Llegaron en auto a buscarnos, apurados entraron sus empleados diciendo que doña Lucinda se moría y que fuéramos inmediatamente porque ella había ordenado. Los chicos ya estábamos subidos en el convertible negro que resplandecía en la noche cuando mi madre nos bajó a los gritos, que nos metiéramos a la casa, hecha una furia, sin los anteojos, erizada como una leona, despeinada y descalza, apenas prendido el batón, y le gritó al chofer lo que escucharon todos los vecinos:

—Dígale a esa vieja que me echó de su casa con mi bebé hace quince años, que me sacó a los gritos diciéndole a su hijo «¡sacame esa porquería de aquí!», ¡que se lleve su pecado, que lo pague, que yo me llevaré los míos, que no la perdono y la maldigo, que ya vamos a encontrarnos en el infierno!, ¡que se le queme la hostia dentro de la boca, pero que a mis hijos no se los doy, ni se los muestro, ni se los llevo! ¡Que se muera cien veces, que voy a darme el gusto de escupir sobre su tumba,… bah… que me recago en ella y en la putísima madre que la parió!

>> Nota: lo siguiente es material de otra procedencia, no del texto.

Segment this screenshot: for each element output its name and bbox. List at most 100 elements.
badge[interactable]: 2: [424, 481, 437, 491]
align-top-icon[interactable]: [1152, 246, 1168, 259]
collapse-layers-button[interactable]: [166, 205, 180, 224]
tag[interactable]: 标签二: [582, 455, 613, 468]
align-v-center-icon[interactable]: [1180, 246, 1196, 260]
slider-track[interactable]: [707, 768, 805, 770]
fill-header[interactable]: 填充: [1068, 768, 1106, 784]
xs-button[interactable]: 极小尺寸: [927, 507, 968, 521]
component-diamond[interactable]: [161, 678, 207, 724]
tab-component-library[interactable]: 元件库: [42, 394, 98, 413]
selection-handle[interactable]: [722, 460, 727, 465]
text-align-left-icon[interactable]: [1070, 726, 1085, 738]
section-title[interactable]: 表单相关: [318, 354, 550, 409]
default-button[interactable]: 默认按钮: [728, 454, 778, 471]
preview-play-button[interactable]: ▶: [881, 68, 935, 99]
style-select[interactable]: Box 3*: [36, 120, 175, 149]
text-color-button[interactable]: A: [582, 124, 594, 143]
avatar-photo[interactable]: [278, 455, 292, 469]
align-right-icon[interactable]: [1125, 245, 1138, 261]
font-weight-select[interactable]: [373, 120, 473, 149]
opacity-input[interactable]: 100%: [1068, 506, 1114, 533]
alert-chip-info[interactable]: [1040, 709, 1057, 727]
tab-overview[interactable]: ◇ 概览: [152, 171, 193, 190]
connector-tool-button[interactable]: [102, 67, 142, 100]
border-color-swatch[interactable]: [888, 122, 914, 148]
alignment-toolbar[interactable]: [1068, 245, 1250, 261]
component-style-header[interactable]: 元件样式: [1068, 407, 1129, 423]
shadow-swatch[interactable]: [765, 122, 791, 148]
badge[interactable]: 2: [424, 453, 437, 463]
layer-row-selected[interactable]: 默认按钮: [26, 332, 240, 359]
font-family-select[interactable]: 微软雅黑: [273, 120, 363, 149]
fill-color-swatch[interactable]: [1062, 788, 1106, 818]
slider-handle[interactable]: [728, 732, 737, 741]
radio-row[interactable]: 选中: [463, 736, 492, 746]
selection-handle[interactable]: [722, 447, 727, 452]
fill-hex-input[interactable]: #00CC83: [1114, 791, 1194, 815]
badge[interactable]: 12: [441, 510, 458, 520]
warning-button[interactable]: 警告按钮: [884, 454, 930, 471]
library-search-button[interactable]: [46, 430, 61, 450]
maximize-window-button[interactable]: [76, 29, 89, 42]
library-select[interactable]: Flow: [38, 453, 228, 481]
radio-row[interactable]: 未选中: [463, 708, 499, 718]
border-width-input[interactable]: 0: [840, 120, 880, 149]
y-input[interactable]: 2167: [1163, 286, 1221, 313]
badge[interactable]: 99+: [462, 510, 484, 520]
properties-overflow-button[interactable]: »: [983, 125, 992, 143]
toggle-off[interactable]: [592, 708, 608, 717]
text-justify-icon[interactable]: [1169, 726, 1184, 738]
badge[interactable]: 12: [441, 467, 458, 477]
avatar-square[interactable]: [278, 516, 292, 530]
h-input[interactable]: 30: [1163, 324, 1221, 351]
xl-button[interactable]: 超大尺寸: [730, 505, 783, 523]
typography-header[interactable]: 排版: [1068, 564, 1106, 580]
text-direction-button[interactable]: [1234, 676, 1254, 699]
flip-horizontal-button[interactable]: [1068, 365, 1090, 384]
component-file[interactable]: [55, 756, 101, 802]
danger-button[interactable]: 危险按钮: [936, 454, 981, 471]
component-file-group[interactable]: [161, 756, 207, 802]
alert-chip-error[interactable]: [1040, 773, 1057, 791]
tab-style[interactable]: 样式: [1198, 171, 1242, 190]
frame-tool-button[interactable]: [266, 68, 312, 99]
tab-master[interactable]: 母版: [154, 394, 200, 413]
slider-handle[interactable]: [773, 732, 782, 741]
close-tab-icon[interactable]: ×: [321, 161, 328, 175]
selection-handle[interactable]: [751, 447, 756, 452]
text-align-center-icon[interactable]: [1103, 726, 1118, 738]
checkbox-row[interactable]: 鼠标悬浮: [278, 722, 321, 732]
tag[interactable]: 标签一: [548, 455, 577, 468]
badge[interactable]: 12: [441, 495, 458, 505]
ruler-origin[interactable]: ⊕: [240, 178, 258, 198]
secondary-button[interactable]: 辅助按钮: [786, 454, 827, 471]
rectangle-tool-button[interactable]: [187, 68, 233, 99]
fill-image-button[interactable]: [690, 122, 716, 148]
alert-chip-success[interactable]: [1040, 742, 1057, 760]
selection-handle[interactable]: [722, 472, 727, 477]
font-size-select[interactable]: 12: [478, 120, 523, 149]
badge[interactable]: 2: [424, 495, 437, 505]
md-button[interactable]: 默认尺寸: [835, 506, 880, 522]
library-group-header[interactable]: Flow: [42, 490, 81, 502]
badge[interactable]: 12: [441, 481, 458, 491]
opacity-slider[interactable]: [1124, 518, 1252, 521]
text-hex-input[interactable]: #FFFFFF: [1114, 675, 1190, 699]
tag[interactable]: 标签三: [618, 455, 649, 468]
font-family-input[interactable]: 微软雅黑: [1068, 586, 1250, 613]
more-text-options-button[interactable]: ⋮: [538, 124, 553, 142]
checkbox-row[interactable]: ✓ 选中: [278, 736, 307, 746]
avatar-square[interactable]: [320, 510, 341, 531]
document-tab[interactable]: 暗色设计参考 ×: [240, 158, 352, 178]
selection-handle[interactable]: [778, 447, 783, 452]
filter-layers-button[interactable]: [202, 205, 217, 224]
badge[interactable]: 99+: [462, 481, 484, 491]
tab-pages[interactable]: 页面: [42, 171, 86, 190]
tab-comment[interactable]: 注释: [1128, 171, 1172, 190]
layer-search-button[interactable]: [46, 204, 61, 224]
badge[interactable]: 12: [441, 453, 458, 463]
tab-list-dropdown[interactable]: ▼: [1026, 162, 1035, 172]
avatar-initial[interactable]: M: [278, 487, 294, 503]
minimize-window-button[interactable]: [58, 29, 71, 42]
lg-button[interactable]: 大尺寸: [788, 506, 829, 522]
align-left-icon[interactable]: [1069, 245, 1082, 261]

Yo tenía quince años y al escucharla entendí cosas que no se me habían dicho nunca. Mi padre había muerto hacía pocos meses, después de sufrir todas las indignidades de una enfermedad que lo minó totalmente.

Ya no teníamos nada, vivíamos en la villa, mi madre trabajaba atendiendo enfermos por la noches, colocaba inyecciones, tomaba la presión a todos los hipertensos del barrio, preparaba viandas, hacía empanadas y maicenas y hasta se animaba con la costura ayudando a la modista doña Carmen cuando se excedía de trabajo. Ella decía que era la mujer de los mil oficios porque no nos alcanzaba con la pensión de mi papá. Fuimos a Matadero porque nos desalojaron de la casa del centro y ahí ocupaba la gente los terrenos aledaños al ferrocarril con la esperanza de algún día ser propietarios, mientras mi madre, una viuda de treinta y seis años, con cinco hijos, sin familia y sin amigos, gestionaba una vivienda. Ella tuvo que hacerse su dignidad, porque en esta vida, me enseñó:

—Nadie te da nada, vos tenés que ganarte las cosas y si sos mujer, peor.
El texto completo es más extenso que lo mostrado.